As decision makers, we are constantly faced with uncertainty, ambiguity, and variability. The cloud shift is a perfect example where businesses are just beginning to learn how to navigate unknown cloud usage pricing models and costs. How much will cloud cost to operate annually? It is often not easy to estimate since there are many unknown variables. Monte Carlo Simulation is an analytics technique that could be explored to better understand the range of possible outcomes.
Monte Carlo Simulation
Monte Carlo Simulation arms decision makers with objective probabilities for all possible outcomes empowering informed decision making in uncertain conditions. Historically it has been used in stock market analysis, financial services, software development, military, healthcare, utilities, transportation, pricing and research. Simulation helps in situations where many decision model factors have inherent uncertainty such as supplier costs, unknown market demand and competitor pricing.
Monte Carlo Simulation evaluates numerous scenarios for planning, decision making and risk mitigation. Result accuracy and insights gained from using this specific analytic technique far surpass limited what-if scenario analysis.
Applied Statistical Probability
Monte Carlo Simulation is a stochastic analysis technique that applies value ranges for non-deterministic or unknown variables with probability theory to create thousands of “what-if” scenarios. Computer automated simulation models substitute the analyst provided range of random variable values according to expected variables statistical probability distributions. It is the variable probability distributions and evaluation across all possible combinations of these variables that allow for realistic evaluation of scenario uncertainty.
This analytic technique is not perfect. It is still subject to human analyst consideration of worst and best case variable values. Although historical data is often used as a baseline, extreme situations may not be present in the data or even imagined by the analyst designing the model.
An example of unfathomable extreme conditions is the October 2008 stock market crash.
Personally, I will never forget 2008. That experience shaped several of my financial survival anxieties even though I was lucky.
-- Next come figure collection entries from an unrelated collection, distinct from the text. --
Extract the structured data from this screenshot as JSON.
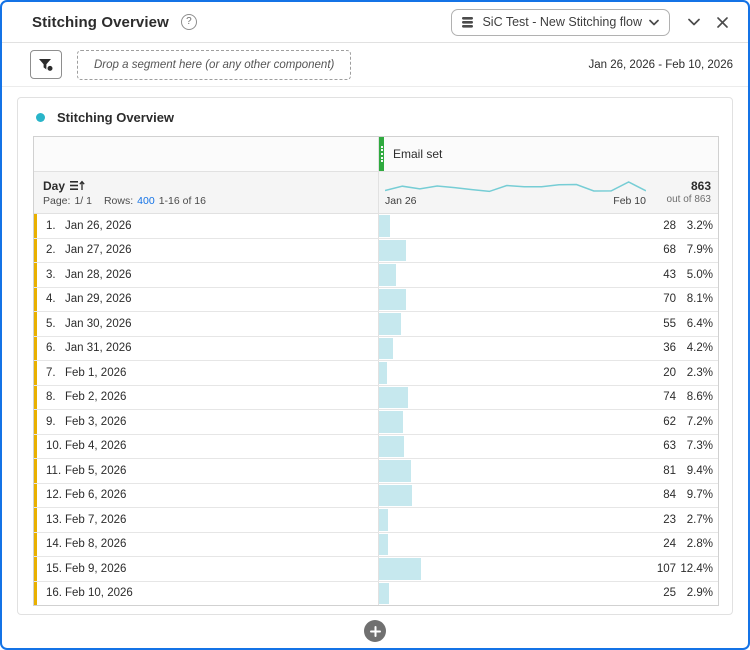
{
  "header": {
    "title": "Stitching Overview",
    "help_glyph": "?",
    "dataview_selector": "SiC Test - New Stitching flow"
  },
  "toolbar": {
    "drop_zone": "Drop a segment here (or any other component)",
    "date_range": "Jan 26, 2026 - Feb 10, 2026"
  },
  "panel": {
    "title": "Stitching Overview",
    "column_header": "Email set",
    "dimension": "Day",
    "pagination": {
      "page_label": "Page:",
      "page_value": "1/ 1",
      "rows_label": "Rows:",
      "rows_value": "400",
      "range": "1-16 of 16"
    },
    "summary": {
      "total": "863",
      "out_of": "out of 863",
      "spark_start": "Jan 26",
      "spark_end": "Feb 10"
    }
  },
  "table": {
    "rows": [
      {
        "num": "1.",
        "date": "Jan 26, 2026",
        "value": 28,
        "pct": "3.2%"
      },
      {
        "num": "2.",
        "date": "Jan 27, 2026",
        "value": 68,
        "pct": "7.9%"
      },
      {
        "num": "3.",
        "date": "Jan 28, 2026",
        "value": 43,
        "pct": "5.0%"
      },
      {
        "num": "4.",
        "date": "Jan 29, 2026",
        "value": 70,
        "pct": "8.1%"
      },
      {
        "num": "5.",
        "date": "Jan 30, 2026",
        "value": 55,
        "pct": "6.4%"
      },
      {
        "num": "6.",
        "date": "Jan 31, 2026",
        "value": 36,
        "pct": "4.2%"
      },
      {
        "num": "7.",
        "date": "Feb 1, 2026",
        "value": 20,
        "pct": "2.3%"
      },
      {
        "num": "8.",
        "date": "Feb 2, 2026",
        "value": 74,
        "pct": "8.6%"
      },
      {
        "num": "9.",
        "date": "Feb 3, 2026",
        "value": 62,
        "pct": "7.2%"
      },
      {
        "num": "10.",
        "date": "Feb 4, 2026",
        "value": 63,
        "pct": "7.3%"
      },
      {
        "num": "11.",
        "date": "Feb 5, 2026",
        "value": 81,
        "pct": "9.4%"
      },
      {
        "num": "12.",
        "date": "Feb 6, 2026",
        "value": 84,
        "pct": "9.7%"
      },
      {
        "num": "13.",
        "date": "Feb 7, 2026",
        "value": 23,
        "pct": "2.7%"
      },
      {
        "num": "14.",
        "date": "Feb 8, 2026",
        "value": 24,
        "pct": "2.8%"
      },
      {
        "num": "15.",
        "date": "Feb 9, 2026",
        "value": 107,
        "pct": "12.4%"
      },
      {
        "num": "16.",
        "date": "Feb 10, 2026",
        "value": 25,
        "pct": "2.9%"
      }
    ]
  },
  "chart_data": {
    "type": "line",
    "title": "Email set sparkline",
    "x": [
      "Jan 26, 2026",
      "Jan 27, 2026",
      "Jan 28, 2026",
      "Jan 29, 2026",
      "Jan 30, 2026",
      "Jan 31, 2026",
      "Feb 1, 2026",
      "Feb 2, 2026",
      "Feb 3, 2026",
      "Feb 4, 2026",
      "Feb 5, 2026",
      "Feb 6, 2026",
      "Feb 7, 2026",
      "Feb 8, 2026",
      "Feb 9, 2026",
      "Feb 10, 2026"
    ],
    "series": [
      {
        "name": "Email set",
        "values": [
          28,
          68,
          43,
          70,
          55,
          36,
          20,
          74,
          62,
          63,
          81,
          84,
          23,
          24,
          107,
          25
        ]
      }
    ],
    "total": 863
  },
  "colors": {
    "accent": "#1473e6",
    "link": "#1473e6",
    "teal": "#29b5c9",
    "spark": "#76cdd5",
    "bar": "#c6e8ee",
    "stripe": "#e9b000",
    "green": "#2faa3f"
  }
}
During that recession I helped executives keep the lights on per se reinventing business models in never considered, worst-case conditions. My data and predictive modeling skills were invaluable for them… and even for my own family since my husband’s employer went bankrupt. It was scary.
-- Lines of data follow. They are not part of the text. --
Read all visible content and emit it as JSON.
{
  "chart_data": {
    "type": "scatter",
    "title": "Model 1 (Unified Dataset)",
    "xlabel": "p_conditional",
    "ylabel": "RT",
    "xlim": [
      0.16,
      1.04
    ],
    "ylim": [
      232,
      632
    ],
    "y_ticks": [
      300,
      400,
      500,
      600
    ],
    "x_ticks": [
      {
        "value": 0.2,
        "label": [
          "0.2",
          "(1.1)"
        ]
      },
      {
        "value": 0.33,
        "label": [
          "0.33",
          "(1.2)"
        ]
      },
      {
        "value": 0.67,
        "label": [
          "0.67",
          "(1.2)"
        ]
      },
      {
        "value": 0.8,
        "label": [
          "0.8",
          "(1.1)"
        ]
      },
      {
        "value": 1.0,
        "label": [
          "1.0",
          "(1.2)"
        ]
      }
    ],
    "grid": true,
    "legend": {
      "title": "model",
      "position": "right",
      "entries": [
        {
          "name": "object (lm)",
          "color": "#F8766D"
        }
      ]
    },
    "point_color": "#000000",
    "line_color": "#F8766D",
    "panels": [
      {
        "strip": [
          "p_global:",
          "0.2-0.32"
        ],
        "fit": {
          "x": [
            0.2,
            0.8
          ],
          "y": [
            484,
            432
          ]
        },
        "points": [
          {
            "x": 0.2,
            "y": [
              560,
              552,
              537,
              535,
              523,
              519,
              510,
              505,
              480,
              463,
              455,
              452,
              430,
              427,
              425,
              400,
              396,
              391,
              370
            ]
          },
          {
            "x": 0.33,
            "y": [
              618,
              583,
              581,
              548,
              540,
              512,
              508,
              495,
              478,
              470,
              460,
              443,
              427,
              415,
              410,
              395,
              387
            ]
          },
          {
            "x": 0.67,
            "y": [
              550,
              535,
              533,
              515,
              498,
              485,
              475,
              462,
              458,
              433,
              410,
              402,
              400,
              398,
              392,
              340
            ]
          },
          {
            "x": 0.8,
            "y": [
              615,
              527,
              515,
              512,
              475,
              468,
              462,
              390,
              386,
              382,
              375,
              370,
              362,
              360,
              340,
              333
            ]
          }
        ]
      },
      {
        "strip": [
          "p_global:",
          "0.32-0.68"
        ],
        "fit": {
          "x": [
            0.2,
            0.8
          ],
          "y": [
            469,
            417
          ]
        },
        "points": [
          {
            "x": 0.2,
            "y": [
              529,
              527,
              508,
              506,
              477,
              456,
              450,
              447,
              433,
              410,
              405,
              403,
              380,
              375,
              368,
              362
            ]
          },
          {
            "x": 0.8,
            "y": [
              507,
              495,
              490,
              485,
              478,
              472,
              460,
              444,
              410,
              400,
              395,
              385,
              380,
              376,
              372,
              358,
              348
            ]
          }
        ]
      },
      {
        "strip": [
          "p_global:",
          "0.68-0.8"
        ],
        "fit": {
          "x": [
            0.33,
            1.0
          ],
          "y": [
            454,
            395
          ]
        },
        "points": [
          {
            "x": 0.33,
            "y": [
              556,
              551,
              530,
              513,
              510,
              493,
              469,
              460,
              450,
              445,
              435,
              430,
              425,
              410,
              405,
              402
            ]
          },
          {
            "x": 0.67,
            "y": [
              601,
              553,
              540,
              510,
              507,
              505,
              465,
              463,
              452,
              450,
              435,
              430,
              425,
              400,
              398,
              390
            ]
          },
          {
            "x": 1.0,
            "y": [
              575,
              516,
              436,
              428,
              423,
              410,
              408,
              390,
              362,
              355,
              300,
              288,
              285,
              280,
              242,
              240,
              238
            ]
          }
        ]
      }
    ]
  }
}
Today I still live modestly as thousands of my peers get replaced by foreign and H1B workers every month in the USA. I ease my fears by exploring risk models, spending wisely, saving for a rainy day and driving my own destiny.
I digressed… Let’s get back to simulation and addressing uncertain risks.
According to Douglas Hubbard, author of How to Measure Anything: Finding the Value of Intangibles in Business, the frequency of rare catastrophic events is much higher than most models assume. “If I fill a bucket with dice and roll them, this activity will yield what we know as a normal distribution. But most of the risks we worry about modeling for in the financial world do not behave this way. Financial markets behave more like earthquakes, forest fires, and tsunamis. Their interrelated components mean that the whole system can be stressed. The failure of one component causes the failure of many other things. The single biggest risk for any organization—or nation—is the lack of validating risk analysis methods. Precautions or analysis of financial volatility are useless if inadequately assessing risk to begin with.”
One of the most actionable aspects of Monte Carlo Simulations is getting deeper insight into the specific uncertain variables that have the most influence via Sensitivity Analysis. Sensitivity Analysis provides a ranked shortlist of variables that have significant impact on various outcomes. The knowledge gained from Sensitivity Analysis aids decision makers in knowing key influencing variables to manage versus waste time and money on minimally relevant areas.
As organizations get more sophisticated with analytics, I expect to see simulation used more often. If you want to explore Monte Carlo Simulations, a few tried-and-true software packages include @RISK, Oracle Crystal Ball, and Frontline Systems Analytic Solver Platform. You could also build your own solution with open source R or Python. If you know of other solutions, please share them with me.
I’d love to see someone apply simulation to cloud pricing models versus the static estimator tools and growing sea of third-party cloud estimator apps. The fact that there is a niche market of cloud estimator apps indicates there is way too much cloud cost complexity for decision makers to grasp. If I get a chance over the next few months, I might try applying simulation models to Amazon, Azure and Google Cloud estimates.
By using a prescriptive analytics process and techniques like Monte Carlo Simulation, you not only get insight into what could happen in the future but also invaluable insight into what actions can be taken that truly do make a difference and mitigate risks. If you analyze data for a living, Monte Carlo Simulation should be in your repertoire of analytical skills.